You wouldn’t know as you slogged through his impenetrable prose, but Husserl’s turn to phenomenology was, Jonathan Ree argues, a “belated return to plain healthy common sense” (I See A Voice, 343).
All knowledge comes initially through the senses, the scholastics had said, and early modern philosophers had tried to specify how the impressions coming from five very different senses can be unified in the singularity of our experience. By emphasizing our embodiedness in the world, Husserl broke through the logjam. There is no need to unify disparate sensible experiences, because our experience is always already experience of the whole body in an environment.
As Ree puts it, “The pre-phenomenological philosophers had tried to persuade us that our experience is fundamentally subjective; but they were ignoring the irrepressible objective worldly reference of all our perceptions. The world is not a kind of afterthought, a quality we tentatively infer from regular correlations amongst our sensory ideas. Nor is it subjective three-dimensional geometrical form that we clamp onto certain ideas in order to differentiate them from the inner experiences which take place only in the single dimension of time. Despite the ingenuity of the old subjectivist philosophers, the world is always with us, whether we know it or not” (343-4).

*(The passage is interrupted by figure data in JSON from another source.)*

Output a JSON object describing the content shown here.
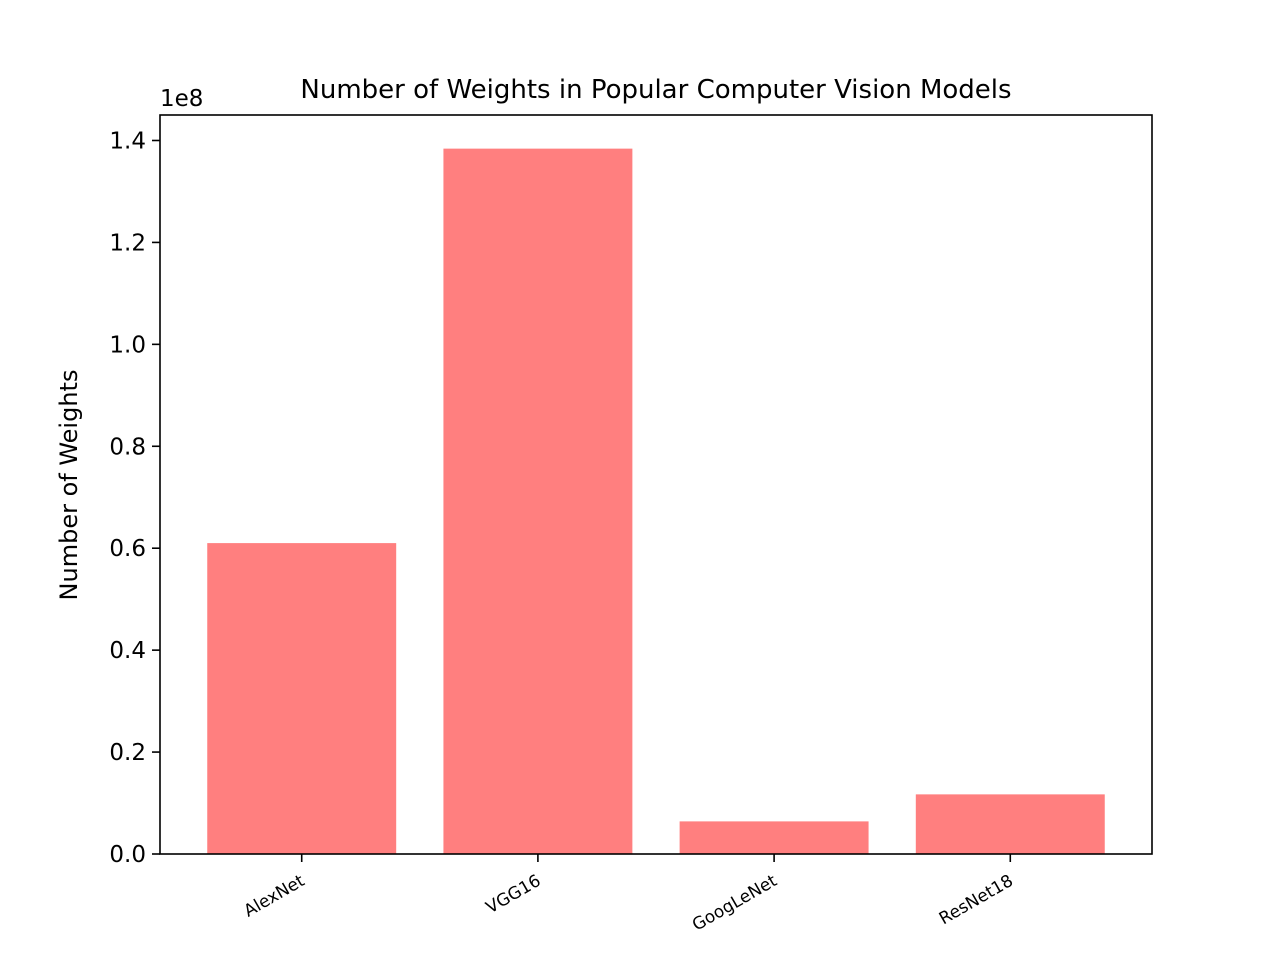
{
  "chart_data": {
    "type": "bar",
    "title": "Number of Weights in Popular Computer Vision Models",
    "xlabel": "",
    "ylabel": "Number of Weights",
    "categories": [
      "AlexNet",
      "VGG16",
      "GoogLeNet",
      "ResNet18"
    ],
    "values": [
      61000000,
      138400000,
      6400000,
      11700000
    ],
    "ylim": [
      0,
      145000000
    ],
    "yticks": [
      0,
      20000000,
      40000000,
      60000000,
      80000000,
      100000000,
      120000000,
      140000000
    ],
    "ytick_labels": [
      "0.0",
      "0.2",
      "0.4",
      "0.6",
      "0.8",
      "1.0",
      "1.2",
      "1.4"
    ],
    "y_offset_label": "1e8",
    "xtick_rotation_deg": 30,
    "grid": false,
    "legend": "none",
    "bar_color": "#ff7f7f"
  }
}
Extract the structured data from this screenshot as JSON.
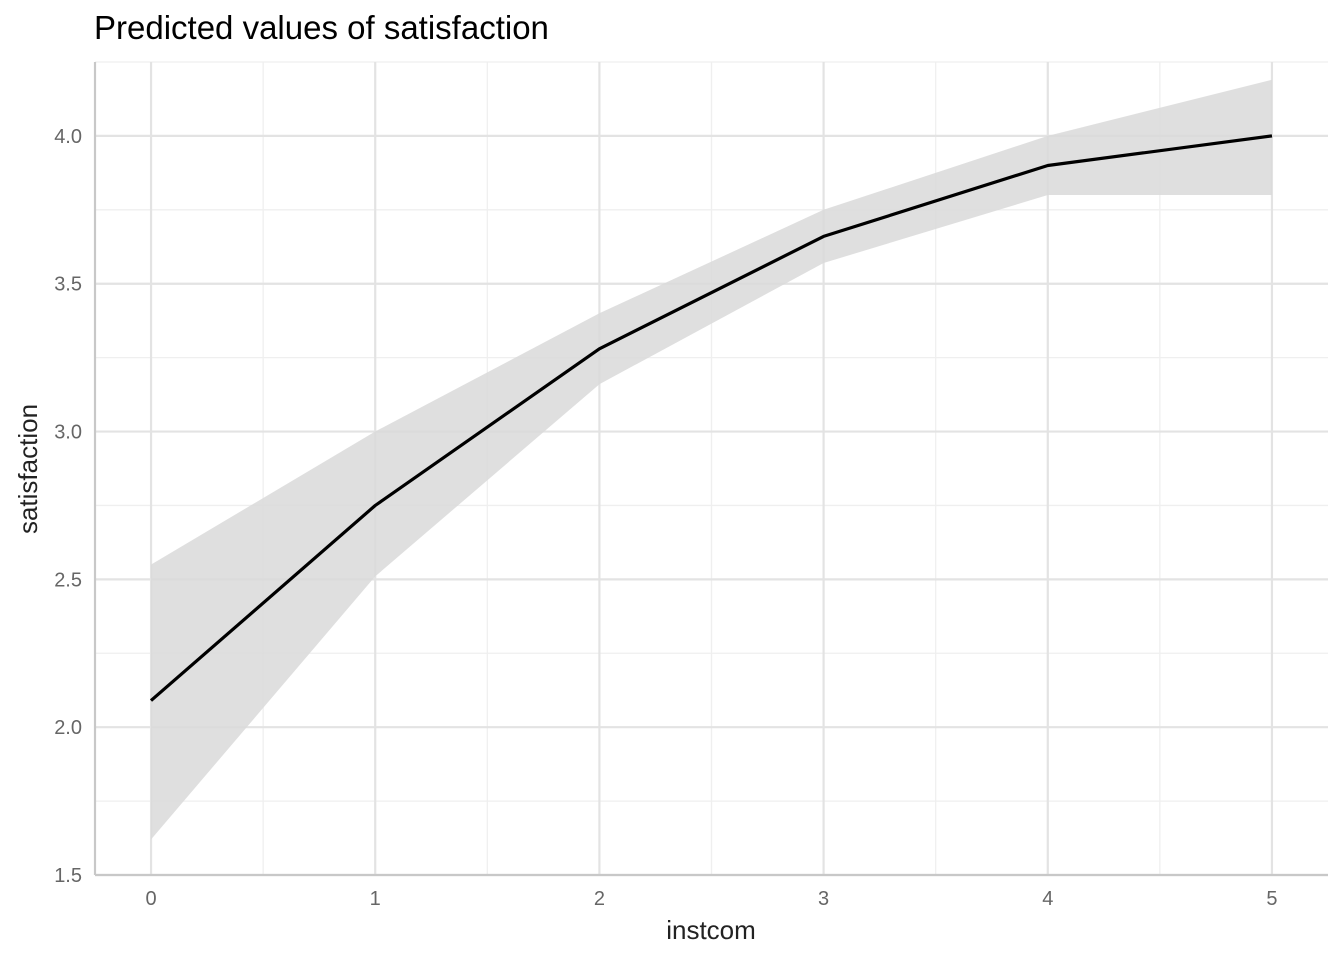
{
  "chart_data": {
    "type": "line",
    "title": "Predicted values of satisfaction",
    "xlabel": "instcom",
    "ylabel": "satisfaction",
    "x": [
      0,
      1,
      2,
      3,
      4,
      5
    ],
    "series": [
      {
        "values": [
          2.09,
          2.75,
          3.28,
          3.66,
          3.9,
          4.0
        ],
        "ci_lower": [
          1.62,
          2.51,
          3.16,
          3.57,
          3.8,
          3.8
        ],
        "ci_upper": [
          2.55,
          3.0,
          3.4,
          3.75,
          4.0,
          4.19
        ],
        "color": "#000000",
        "band_color": "#d9d9d9"
      }
    ],
    "xlim": [
      -0.25,
      5.25
    ],
    "ylim": [
      1.5,
      4.25
    ],
    "x_ticks": [
      0,
      1,
      2,
      3,
      4,
      5
    ],
    "x_tick_labels": [
      "0",
      "1",
      "2",
      "3",
      "4",
      "5"
    ],
    "y_ticks": [
      1.5,
      2.0,
      2.5,
      3.0,
      3.5,
      4.0
    ],
    "y_tick_labels": [
      "1.5",
      "2.0",
      "2.5",
      "3.0",
      "3.5",
      "4.0"
    ],
    "grid": true,
    "legend": "none"
  }
}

In fact, we have pretty much been phenomenologists all along “if only obscurely”: “You have never really supposed that the content of your experience is defined primarily by the sensory channel through which it reaches you. You perceive people, animals, plants and inanimate things before you perceive colours, shapes, smells, flavours, and sounds. You can be aware of comfort or danger without being conscious of any particular sensory ideas. You have a sense of orientation amongst the things that surround you before you have any knowledge of the mathematics of space and time. In addition, you will respond to stories and events without having to react to the specific sensory medium by which they are conveyed. If you catch and unexpected glimpse of someone you adore, your inner commotion is a matter of love rather than optics. You understand the words or signs of a familiar language without needing to notice the exact sounds or gestures of which they are composed. If you are distraught on hearing of the death of a friends, what you suffer is not auditory distress. Even our dreams are not reducible to subjective sensory imagination: you can dream of your mother, for example, through a dream-image which bears no visible resemblance to her, or through no image at all. Your experience always contains people and stories, words and things, signs and meanings, rather than metaphysical abstractions such as space and time, or the deliverances of the five senses. And that is why phenomenology can easily sound like a belated reawakening of solid common sense” (344).
It sure sounds like it to me, so long as Ree and Husserl is explaining it.